Officially documented to enhance accountability: Written records of goals serve as formal commitments, promoting accountability and providing a clear reference point for all involved.
Communicated to all necessary organizational members to ensure alignment: Ensuring that everyone who needs to know about the goals is informed, which fosters understanding, collaboration, and collective effort toward common objectives.
Current Issues in Planning
Effective Planning in Dynamic Environments
Specific but Flexible Plans: Create plans that are detailed enough to provide clear direction but also agile and adaptable to rapidly changing external conditions, such as economic shifts, technological innovations, or competitive moves. This often involves scenario planning and contingency plans.
Ongoing Process of Planning: Recognize that planning is not a one-time event but a continuous activity that requires regular monitoring, updates, and adjustments in response to internal and external feedback.
Adapt Plans as Necessary: Be ready to proactively modify or even abandon existing plans when external conditions, new information, or unforeseen circumstances dictate a change in strategy or direction.
Persistence Pays Off: Committed and consistent effort in the planning process, even through setbacks, yields significant long-term benefits in terms of organizational resilience, performance, and strategic advantage.
Flattening Organizational Hierarchy: Encourage the development of planning skills at all organizational levels by delegating authority and reducing bureaucratic layers, empowering employees to contribute more effectively to planning efforts and adapt to local conditions.
Environmental Scanning
Definition: A proactive and continuous approach to gathering, analyzing, and disseminating information from the external environment to detect emerging trends, potential threats, and new opportunities within the marketplace or relevant operating environments. This includes economic, social, technological, and political forces.
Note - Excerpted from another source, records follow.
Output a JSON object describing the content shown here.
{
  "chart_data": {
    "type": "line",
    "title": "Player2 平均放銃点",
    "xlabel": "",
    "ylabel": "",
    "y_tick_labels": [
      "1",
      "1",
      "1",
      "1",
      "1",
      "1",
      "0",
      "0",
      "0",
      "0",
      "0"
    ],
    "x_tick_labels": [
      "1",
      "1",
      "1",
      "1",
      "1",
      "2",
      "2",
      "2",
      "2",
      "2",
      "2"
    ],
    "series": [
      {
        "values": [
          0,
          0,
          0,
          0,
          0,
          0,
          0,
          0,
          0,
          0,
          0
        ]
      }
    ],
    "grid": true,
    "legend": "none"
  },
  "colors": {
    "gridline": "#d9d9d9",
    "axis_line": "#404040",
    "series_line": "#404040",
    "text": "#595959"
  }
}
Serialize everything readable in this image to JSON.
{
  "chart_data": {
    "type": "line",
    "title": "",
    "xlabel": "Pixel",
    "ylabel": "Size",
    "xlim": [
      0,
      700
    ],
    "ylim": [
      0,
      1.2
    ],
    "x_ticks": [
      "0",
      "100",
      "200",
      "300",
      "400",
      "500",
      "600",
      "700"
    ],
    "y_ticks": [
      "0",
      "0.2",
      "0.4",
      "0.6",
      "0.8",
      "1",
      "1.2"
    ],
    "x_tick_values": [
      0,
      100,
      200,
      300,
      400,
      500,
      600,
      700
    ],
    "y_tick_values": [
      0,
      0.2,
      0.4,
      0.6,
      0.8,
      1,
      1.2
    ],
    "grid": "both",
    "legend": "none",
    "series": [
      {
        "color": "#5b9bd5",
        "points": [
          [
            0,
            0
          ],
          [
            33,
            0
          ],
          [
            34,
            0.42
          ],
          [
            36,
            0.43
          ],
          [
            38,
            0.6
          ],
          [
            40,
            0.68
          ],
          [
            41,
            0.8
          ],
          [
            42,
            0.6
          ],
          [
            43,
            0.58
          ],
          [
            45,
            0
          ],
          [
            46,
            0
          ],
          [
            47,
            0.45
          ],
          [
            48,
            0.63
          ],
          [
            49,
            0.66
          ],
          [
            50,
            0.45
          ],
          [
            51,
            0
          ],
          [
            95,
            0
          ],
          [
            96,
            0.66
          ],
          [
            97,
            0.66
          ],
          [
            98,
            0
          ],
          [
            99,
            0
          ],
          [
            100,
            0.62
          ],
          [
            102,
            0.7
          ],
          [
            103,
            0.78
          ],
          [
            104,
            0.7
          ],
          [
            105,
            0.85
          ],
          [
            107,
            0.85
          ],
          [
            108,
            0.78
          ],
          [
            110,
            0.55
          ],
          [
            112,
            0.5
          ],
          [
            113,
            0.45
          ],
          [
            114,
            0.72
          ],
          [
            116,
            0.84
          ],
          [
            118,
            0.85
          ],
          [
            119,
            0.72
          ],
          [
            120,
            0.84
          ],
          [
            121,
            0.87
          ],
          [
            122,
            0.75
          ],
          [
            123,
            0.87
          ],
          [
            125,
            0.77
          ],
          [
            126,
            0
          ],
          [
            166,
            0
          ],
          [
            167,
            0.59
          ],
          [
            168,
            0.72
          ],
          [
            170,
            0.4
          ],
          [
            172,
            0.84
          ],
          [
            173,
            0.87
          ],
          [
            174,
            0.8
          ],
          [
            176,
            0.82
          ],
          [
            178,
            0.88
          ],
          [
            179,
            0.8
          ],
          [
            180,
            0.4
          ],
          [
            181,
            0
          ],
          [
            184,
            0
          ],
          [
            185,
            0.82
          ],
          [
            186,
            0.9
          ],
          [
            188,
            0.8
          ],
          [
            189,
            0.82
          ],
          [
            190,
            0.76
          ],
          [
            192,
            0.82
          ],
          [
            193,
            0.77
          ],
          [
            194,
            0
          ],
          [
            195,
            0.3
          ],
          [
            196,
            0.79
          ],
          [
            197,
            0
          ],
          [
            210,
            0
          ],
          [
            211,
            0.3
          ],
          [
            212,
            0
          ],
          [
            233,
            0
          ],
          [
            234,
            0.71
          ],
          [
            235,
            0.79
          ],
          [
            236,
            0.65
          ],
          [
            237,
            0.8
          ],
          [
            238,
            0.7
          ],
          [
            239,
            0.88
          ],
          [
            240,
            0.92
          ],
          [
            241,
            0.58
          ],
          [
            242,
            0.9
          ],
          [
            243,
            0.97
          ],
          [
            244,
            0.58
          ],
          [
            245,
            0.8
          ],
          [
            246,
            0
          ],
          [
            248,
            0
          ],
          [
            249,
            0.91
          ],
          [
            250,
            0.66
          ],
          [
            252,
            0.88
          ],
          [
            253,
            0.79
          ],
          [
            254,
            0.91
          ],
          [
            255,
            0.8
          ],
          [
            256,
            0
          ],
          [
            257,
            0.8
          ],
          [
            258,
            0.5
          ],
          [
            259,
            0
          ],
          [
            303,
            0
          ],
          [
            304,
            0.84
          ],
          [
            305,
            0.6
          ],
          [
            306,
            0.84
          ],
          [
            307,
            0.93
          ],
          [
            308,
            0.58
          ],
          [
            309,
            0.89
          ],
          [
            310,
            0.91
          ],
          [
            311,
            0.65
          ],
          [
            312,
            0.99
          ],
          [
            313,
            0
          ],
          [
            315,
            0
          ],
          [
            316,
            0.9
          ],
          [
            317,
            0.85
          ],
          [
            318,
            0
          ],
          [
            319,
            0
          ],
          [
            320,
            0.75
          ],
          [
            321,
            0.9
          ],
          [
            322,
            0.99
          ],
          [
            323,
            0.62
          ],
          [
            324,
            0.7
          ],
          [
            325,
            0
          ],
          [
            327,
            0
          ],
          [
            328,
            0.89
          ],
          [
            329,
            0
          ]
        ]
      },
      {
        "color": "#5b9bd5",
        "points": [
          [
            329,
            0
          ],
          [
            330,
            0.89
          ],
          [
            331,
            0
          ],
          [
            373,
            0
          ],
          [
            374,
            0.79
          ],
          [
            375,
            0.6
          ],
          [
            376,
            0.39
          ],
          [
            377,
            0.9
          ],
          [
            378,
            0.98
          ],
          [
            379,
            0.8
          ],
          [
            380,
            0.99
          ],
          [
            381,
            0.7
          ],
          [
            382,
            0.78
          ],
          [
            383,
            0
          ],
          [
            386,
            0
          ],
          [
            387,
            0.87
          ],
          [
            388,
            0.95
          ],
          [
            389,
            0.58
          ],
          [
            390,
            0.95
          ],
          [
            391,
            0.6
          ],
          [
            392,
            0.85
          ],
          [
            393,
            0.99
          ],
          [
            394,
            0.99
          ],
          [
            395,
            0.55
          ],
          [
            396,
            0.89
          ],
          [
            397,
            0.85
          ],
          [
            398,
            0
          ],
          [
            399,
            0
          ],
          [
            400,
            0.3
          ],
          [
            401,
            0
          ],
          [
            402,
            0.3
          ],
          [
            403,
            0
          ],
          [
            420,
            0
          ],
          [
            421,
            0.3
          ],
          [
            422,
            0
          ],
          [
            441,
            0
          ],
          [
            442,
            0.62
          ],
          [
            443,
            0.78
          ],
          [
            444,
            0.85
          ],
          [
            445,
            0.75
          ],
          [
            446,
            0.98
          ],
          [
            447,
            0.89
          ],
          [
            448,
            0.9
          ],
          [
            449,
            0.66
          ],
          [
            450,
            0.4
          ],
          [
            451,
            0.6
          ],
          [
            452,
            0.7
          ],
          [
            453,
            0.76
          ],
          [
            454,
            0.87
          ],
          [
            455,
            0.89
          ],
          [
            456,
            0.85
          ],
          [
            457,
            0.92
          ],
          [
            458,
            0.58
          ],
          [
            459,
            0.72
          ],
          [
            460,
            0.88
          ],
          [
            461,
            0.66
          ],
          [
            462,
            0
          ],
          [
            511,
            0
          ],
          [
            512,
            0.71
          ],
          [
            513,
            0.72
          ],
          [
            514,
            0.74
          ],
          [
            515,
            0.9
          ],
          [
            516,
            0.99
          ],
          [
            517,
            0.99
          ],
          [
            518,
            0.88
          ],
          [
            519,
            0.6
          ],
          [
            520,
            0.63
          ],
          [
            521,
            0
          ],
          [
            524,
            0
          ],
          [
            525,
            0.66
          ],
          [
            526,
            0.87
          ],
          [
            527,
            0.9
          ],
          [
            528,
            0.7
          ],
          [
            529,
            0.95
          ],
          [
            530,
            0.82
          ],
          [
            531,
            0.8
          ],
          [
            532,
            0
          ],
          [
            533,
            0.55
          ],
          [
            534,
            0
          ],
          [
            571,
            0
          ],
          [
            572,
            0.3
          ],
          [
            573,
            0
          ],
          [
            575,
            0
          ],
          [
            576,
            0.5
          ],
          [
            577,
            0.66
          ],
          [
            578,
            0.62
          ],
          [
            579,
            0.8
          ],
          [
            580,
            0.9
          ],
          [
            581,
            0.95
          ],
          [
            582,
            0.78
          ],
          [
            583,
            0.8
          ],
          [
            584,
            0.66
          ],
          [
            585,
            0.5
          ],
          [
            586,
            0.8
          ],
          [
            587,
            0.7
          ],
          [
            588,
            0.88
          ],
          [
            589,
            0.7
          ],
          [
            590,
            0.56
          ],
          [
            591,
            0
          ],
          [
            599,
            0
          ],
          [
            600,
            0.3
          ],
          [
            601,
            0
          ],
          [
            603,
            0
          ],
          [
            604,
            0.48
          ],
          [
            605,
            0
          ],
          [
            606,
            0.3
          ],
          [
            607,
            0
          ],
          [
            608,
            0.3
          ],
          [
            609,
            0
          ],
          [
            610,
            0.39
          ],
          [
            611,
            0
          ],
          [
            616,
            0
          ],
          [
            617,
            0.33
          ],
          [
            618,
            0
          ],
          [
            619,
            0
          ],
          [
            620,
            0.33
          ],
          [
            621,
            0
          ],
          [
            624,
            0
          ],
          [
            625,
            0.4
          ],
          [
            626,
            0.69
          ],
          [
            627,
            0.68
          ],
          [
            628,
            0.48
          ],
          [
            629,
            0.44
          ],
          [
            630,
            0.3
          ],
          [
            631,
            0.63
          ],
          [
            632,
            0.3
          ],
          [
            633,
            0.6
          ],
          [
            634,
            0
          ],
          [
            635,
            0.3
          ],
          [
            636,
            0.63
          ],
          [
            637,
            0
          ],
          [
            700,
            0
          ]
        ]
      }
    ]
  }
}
Competitor Intelligence: The focused process of systematically collecting and analyzing publicly available information about competitors to anticipate their actions effectively. This allows the organization to develop proactive strategies regarding product launches, pricing, market entry, technological advancements, and operational improvements, positioning itself to respond strategically rather than merely react to competitive pressures.